Animal reproduction studies have not been conducted with Sotradecol. It is also not known whether Sotradecol can cause fetal harm when administered to a pregnant woman or can affect reproduction capacity. Sotradecol should be given to a pregnant woman only if clearly needed and the benefits outweigh the risks.
It is not known whether this drug is excreted in human milk. Because many drugs are excreted in human milk, caution should be exercised when Sotradecol is administered to a nursing woman.
Safety and effectiveness in pediatric patients have not been established.
Local reactions consisting of pain, urticaria or ulceration may occur at the site of injection. A permanent discoloration may remain along the path of the sclerosed vein segment. Sloughing and necrosis of tissue may occur following extravasation of the drug. (See WARNINGS section.)
Allergic reactions such as hives, asthma, hay fever and anaphylactic shock have been reported. Mild systemic reactions that have been reported include headache, nausea and vomiting. (See WARNINGS section.)
At least six deaths have been reported with the use of Sotradecol. Four cases of anaphylactic shock leading to death have been reported in patients who received Sotradecol. One of these four patients reported a history of asthma, a contraindication to the administration of Sotradecol. (See WARNINGS section.)
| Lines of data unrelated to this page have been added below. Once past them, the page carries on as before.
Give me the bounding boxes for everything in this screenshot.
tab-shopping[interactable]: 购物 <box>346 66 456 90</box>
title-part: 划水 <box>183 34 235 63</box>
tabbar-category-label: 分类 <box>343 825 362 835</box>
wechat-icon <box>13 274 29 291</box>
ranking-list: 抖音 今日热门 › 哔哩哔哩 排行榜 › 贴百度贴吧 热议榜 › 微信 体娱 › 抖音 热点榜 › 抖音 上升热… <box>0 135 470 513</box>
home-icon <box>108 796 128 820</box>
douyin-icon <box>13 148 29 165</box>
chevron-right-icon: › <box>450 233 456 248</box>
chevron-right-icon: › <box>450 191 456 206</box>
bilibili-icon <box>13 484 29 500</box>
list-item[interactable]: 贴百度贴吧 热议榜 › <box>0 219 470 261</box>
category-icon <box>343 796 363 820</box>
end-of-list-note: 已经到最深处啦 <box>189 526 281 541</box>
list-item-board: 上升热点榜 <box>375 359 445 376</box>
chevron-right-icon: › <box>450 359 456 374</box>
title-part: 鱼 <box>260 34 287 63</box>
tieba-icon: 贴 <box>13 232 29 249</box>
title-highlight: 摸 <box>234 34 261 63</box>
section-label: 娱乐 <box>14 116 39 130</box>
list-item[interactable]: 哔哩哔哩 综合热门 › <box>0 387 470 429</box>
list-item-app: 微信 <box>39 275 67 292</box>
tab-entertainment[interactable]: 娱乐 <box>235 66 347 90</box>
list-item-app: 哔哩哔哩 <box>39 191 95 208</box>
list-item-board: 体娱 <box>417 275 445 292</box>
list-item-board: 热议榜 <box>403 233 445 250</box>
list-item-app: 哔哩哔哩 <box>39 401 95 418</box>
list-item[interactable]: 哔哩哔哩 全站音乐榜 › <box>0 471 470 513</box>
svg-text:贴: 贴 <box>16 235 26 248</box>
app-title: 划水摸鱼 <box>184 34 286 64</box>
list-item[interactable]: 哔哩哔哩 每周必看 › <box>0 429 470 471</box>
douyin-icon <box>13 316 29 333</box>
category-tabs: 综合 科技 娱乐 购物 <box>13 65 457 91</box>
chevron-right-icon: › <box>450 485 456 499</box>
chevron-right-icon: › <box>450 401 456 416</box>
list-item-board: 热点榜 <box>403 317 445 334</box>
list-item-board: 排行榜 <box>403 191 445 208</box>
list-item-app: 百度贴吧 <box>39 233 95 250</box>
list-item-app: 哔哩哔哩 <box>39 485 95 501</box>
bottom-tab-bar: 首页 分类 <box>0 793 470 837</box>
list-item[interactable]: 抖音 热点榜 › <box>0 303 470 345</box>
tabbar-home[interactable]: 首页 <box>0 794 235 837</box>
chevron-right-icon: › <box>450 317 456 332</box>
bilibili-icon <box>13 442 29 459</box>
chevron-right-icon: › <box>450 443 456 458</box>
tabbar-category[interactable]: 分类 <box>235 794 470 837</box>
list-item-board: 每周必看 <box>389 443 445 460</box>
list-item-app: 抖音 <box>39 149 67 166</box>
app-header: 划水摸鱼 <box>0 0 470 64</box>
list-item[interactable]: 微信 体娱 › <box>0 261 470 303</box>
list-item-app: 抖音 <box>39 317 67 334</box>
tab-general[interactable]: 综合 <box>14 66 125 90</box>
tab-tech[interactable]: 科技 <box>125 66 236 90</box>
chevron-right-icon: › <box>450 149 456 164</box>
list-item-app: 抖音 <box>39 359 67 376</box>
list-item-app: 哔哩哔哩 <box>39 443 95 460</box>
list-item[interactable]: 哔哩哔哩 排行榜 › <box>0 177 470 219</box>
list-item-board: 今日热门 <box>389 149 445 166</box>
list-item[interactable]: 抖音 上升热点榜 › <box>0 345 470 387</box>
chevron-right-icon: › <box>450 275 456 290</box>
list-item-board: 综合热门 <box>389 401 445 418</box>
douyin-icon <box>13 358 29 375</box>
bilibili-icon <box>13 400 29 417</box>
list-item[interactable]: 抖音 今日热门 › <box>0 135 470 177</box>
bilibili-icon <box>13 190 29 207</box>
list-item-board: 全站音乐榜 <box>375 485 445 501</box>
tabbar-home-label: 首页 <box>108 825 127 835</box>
One death has been reported in a patient who received Sotradecol and who had been receiving an antiovulatory agent. Another death (fatal pulmonary embolism) has been reported in a 36-year-old female treated with sodium tetradecyl acetate and who was not taking oral contraceptives.
Cerebrovascular accident, myocardial infarction
Parenteral drug products should be inspected visually for particulate matter and discoloration prior to administration. Do not use if precipitated or discolored.
Sotradecol (sodium tetradecyl sulfate injection) is for intravenous use only. The strength of solution required depends on the size and degree of varicosity. In general, the 1% solution will be found most useful with the 3% solution preferred for larger varicosities. The dosage should be kept small, using 0.5 mL to 2 mL (preferably 1 mL maximum) for each injection, and the maximum single treatment should not exceed 10 mL.